Fun fact about me. I love running on the beach. Something about hearing the waves, seeing the waves, and dodging the waves while plodding along under nine minutes per mile does something for the soul. I can’t really explain it, but it is therapeutic. I’ve felt that way ever since the first time I ran along the Atlantic Ocean.

So last week when I took my daughters to North Myrtle Beach for a few days over spring break, I couldn’t wait to run along the beach for the first time in about five months.

There was one problem… it was really cold.

Typically, my beach runs have been in the summer or the early Fall when the temperatures were still rather warm. I’d wake up right before sunrise, take in the scenery and avoid heatstroke. But this time around temps were in the 40s, with overcast skies and high winds.

In other words, it was freezing.

The place we were staying at gave us terrific views of the Atlantic. The skies were gray as far as the eye could see, and with Europe thousands of miles away, you couldn’t see any land.

I promise there is a point to this long introduction.

I could feel it and I could see it and I could hear it. I was out in the cold.

Just like Tennessee football.

When you are out in the cold like this, it seems like you’ll never see the sun and feel the warmth again. Tennessee football has been out in the cold since 2007, with few moments when you felt like the good weather was on the way. You had the win on Halloween 2009 over South Carolina. There was the 2013 upset of 11th ranked South Carolina, and the memorable 2016 victories over Florida and Georgia.

But those moments have been few and far between.

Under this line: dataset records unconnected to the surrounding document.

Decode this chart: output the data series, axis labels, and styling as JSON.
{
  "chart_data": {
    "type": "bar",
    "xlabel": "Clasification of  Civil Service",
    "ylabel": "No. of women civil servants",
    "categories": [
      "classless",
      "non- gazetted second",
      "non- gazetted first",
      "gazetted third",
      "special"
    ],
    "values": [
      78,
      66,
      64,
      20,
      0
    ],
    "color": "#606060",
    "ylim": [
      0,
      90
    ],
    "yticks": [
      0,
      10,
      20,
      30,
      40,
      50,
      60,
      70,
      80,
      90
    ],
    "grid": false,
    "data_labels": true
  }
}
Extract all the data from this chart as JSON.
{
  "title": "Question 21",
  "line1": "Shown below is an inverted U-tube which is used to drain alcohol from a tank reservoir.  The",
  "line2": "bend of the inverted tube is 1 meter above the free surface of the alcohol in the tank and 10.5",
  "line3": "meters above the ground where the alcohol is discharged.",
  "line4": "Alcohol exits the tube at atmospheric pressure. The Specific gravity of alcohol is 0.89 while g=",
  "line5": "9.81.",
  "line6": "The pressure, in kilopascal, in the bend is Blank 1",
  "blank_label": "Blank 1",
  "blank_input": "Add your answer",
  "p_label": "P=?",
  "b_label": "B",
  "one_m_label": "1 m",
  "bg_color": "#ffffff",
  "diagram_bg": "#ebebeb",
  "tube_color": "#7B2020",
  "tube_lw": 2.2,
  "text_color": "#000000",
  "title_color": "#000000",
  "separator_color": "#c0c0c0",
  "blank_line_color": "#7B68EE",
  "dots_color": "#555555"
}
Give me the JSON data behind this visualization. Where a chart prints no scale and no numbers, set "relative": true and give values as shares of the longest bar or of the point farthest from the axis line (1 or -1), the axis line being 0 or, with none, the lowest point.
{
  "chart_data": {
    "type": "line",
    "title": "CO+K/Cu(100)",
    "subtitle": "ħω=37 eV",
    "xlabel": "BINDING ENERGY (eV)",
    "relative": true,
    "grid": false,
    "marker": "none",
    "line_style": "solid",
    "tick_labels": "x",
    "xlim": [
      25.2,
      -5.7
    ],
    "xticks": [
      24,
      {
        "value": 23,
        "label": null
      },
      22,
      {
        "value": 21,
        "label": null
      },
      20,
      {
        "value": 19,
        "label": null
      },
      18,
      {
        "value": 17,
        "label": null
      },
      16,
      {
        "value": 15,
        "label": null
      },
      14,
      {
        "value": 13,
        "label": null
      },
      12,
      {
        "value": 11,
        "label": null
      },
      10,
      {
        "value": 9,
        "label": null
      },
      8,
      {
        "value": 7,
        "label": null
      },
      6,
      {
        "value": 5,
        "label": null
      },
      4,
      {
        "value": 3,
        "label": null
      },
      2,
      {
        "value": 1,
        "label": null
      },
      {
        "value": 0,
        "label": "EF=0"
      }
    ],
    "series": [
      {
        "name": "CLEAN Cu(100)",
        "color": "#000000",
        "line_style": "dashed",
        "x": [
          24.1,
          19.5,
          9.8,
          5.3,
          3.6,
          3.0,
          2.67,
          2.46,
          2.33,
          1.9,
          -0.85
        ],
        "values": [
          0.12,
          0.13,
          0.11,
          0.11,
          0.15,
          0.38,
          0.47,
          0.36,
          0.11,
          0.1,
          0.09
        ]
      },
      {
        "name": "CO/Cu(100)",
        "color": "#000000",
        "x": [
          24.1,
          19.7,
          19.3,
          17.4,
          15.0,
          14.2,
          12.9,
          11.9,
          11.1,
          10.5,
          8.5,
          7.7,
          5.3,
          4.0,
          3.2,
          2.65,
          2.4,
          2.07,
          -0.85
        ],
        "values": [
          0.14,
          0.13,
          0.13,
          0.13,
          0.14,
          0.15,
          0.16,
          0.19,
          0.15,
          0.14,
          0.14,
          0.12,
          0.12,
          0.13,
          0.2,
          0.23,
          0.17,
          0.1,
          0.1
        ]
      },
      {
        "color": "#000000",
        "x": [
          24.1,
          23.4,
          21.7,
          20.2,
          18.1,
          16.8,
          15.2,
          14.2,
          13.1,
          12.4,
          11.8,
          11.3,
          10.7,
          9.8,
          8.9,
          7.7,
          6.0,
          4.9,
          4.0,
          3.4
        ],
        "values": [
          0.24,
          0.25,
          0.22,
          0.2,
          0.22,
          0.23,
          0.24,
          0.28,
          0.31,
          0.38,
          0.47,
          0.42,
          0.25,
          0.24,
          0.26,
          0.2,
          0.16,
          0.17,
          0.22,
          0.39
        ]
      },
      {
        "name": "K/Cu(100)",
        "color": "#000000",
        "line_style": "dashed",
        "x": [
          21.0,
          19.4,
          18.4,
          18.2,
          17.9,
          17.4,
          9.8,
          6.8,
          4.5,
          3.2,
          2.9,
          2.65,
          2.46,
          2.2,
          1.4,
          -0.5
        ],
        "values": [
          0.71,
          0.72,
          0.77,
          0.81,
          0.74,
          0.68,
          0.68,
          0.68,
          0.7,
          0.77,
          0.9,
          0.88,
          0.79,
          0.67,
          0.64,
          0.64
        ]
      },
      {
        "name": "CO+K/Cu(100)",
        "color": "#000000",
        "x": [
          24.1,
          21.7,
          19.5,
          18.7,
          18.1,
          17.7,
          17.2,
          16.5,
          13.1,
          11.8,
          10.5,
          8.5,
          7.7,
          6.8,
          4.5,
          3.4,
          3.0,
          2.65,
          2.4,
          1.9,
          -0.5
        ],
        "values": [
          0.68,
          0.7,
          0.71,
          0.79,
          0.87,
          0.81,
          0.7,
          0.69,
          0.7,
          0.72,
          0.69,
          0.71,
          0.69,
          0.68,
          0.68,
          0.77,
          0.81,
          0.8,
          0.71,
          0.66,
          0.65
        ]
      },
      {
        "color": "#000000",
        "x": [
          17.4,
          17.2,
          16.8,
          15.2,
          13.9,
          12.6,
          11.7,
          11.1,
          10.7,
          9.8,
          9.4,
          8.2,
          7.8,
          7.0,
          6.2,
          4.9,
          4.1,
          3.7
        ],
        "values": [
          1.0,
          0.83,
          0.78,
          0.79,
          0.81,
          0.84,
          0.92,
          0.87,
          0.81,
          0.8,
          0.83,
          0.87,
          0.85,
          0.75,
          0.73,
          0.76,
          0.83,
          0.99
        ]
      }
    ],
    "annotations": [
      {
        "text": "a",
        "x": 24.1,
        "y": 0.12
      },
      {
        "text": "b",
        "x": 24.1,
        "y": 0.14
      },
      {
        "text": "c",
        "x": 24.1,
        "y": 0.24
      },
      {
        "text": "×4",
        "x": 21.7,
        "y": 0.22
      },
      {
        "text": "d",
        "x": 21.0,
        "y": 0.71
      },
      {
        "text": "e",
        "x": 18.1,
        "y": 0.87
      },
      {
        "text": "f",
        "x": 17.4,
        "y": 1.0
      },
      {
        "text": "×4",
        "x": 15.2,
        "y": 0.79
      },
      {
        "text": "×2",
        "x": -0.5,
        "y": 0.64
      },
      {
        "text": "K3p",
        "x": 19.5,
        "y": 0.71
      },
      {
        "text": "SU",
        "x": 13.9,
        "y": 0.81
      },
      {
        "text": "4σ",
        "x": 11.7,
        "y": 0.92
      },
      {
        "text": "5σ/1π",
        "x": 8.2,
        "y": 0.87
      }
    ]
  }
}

Tennessee booted Fulmer in 2008 and since then it has been a revolving door of coaches, athletic directors, university presidents, and chancellors. With that kind of turnover, perhaps it shouldn’t come as a surprise that the football program hasn’t been on steady footing.

Lane Kiffin bolted after 14 months and left Tennessee on probation. Derek Dooley was well over his head and the results proved it. Butch Jones recruited well but couldn’t handle in-game responsibilities. Jeremy Pruitt, like Kiffin, will likely leave Tennessee on probation but didn’t depart on his own accord.

I’ve been asked if Tennessee will ever get back to being what Tennessee was in the 1990s. My answer is always that of course Tennessee will one day be a powerhouse in college football, but that “one day” can be a long time.

When you are out in the cold, like Tennessee is, it feels like things will always be that way. Alabama went a decade without much measurable success. Then they got lucky. Alabama wanted to hire West Virginia’s Rich Rodriguez, but he turned them down at the last minute. That forced them to try to hire Nick Saban, who had previously turned them down.

Saban finally said yes, and the rest is history.

My point is that nothing lasts forever. Tennessee won’t always be mediocre. With the hiring of well-respected AD Danny White, it feels like things are moving in the right direction.

Only time will tell if that is actually the case.

For now, all Tennessee fans can do is grab a sweater… because the chilly conditions will be here for a while.